PROBOLINGGO, PATROLI POS
Penguatan karakter religius dan tertib administrasi menjadi fokus utama bagi para pendidik agama di Kabupaten Probolinggo. Musyawarah Guru Mata Pelajaran Pendidikan Agama Islam (MGMP PAI) jenjang SMK Negeri dan Swasta menggelar Rapat Koordinasi (Rakor) strategis di Aula Sabha Nusantara SMKN 2 Kraksaan pada Selasa (21/04/2026).
Kegiatan ini menjadi momentum krusial bagi harmonisasi kebijakan antara Cabang Dinas Pendidikan (Cabdin) Wilayah Probolinggo dan Kantor Kementerian Agama (Kemenag) Kabupaten Probolinggo.

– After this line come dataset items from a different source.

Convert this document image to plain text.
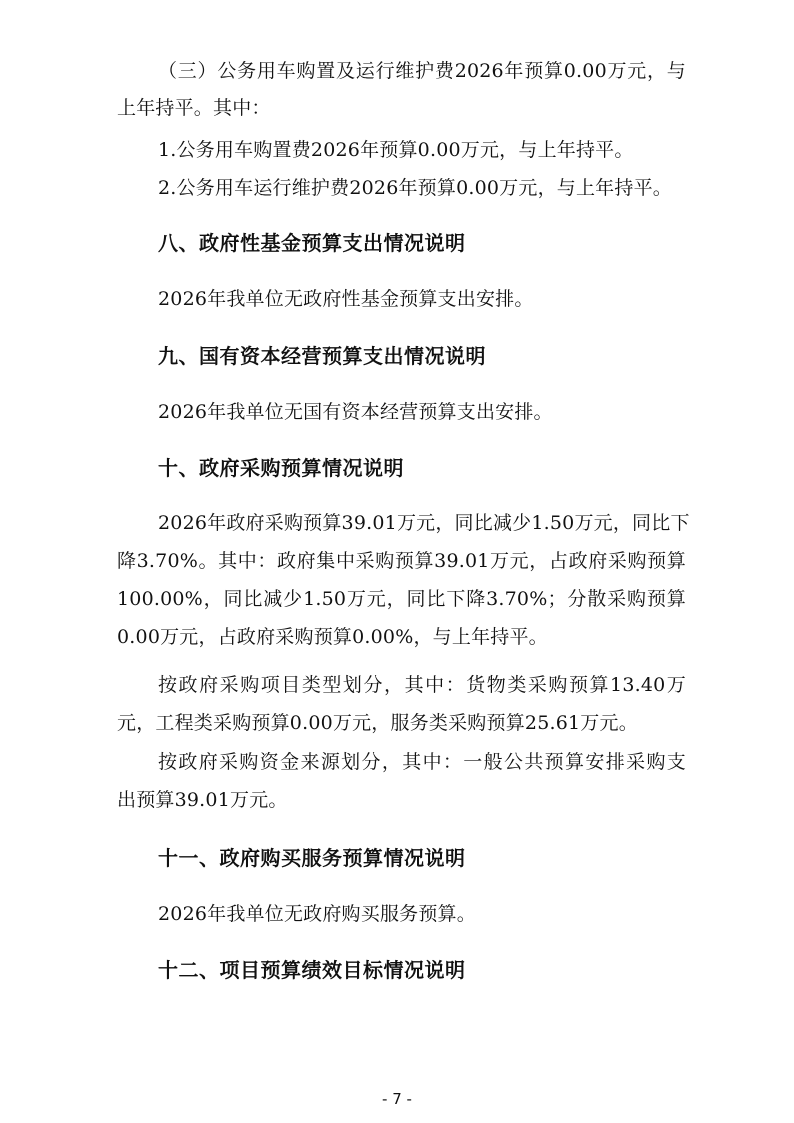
（三）公务用车购置及运行维护费2026年预算0.00万元，与
上年持平。其中：
1.公务用车购置费2026年预算0.00万元，与上年持平。
2.公务用车运行维护费2026年预算0.00万元，与上年持平。
八、政府性基金预算支出情况说明
2026年我单位无政府性基金预算支出安排。
九、国有资本经营预算支出情况说明
2026年我单位无国有资本经营预算支出安排。
十、政府采购预算情况说明
2026年政府采购预算39.01万元，同比减少1.50万元，同比下
降3.70%。其中：政府集中采购预算39.01万元，占政府采购预算
100.00%，同比减少1.50万元，同比下降3.70%；分散采购预算
0.00万元，占政府采购预算0.00%，与上年持平。
按政府采购项目类型划分，其中：货物类采购预算13.40万
元，工程类采购预算0.00万元，服务类采购预算25.61万元。
按政府采购资金来源划分，其中：一般公共预算安排采购支
出预算39.01万元。
十一、政府购买服务预算情况说明
2026年我单位无政府购买服务预算。
十二、项目预算绩效目标情况说明
- 7 -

Kepala Cabdin Wilayah Probolinggo, Slamet Goestiantoko, M.Si, dalam arahannya menekankan bahwa Guru PAI adalah garda terdepan dalam menjaga etika siswa di tengah arus informasi yang tak terbendung. “Pondasi keagamaan bukan sekadar kurikulum, melainkan prioritas utama untuk membentengi siswa dari penurunan moral. Guru PAI beruntung karena berada di bawah naungan dua instansi sekaligus, yang berarti perhatian terhadap kesejahteraan dan kompetensi mereka pun berlipat ganda,” ujar Slamet.
Dari sisi administratif, Kasi PAIS Kemenag Kabupaten Probolinggo, Moch. Sugianto, S.Kom, menyoroti pentingnya sinkronisasi data ke Pusdatin. Dan mengingatkan bahwa kelalaian kecil dalam input data dapat berdampak fatal pada hak-hak guru.
Fokus Utama nya Validitas akun EMIS dan SIAGA dengan tujuan memastikan kelancaran tunjangan profesi dan administrasi kepegawaian tanpa kendala sistem. Dan GPAI diminta proaktif melakukan pembaruan data secara berkala sesuai dengan realita di lapangan.

Puncak acara ditandai dengan prosesi serah terima jabatan pengurus MGMP PAI SMK Kabupaten Probolinggo. Momen ini menjadi simbol keberlanjutan organisasi dalam mengawal profesionalisme guru agama. Yang semula di Ketuai oleh Khoirul Amin kepada Ketua MGMP PAI SMK yang baru Abdurrahim.
Sebagai bentuk apresiasi atas dedikasi yang telah diberikan, pengurus baru menyerahkan cinderamata kepada Khoirul Amin. Acara yang juga dihadiri oleh Kepala SMKN 2 Kraksaan, Rr. Herlina Wulansari, S.Pd, MM, serta Ketua Pokjawas PAI, Asbi Amrullah, ini ditutup dengan sesi diskusi teknis bersama Operator PAIS, Hermawan, guna membedah kendala sistem yang kerap dihadapi para guru di lapangan.
Melalui sinergi ini, diharapkan Guru PAI SMK se-Kabupaten Probolinggo tidak hanya unggul dalam memberikan bimbingan spiritual kepada siswa, tetapi juga tertib secara administrasi demi mendukung program transformasi pendidikan nasional. (Red**).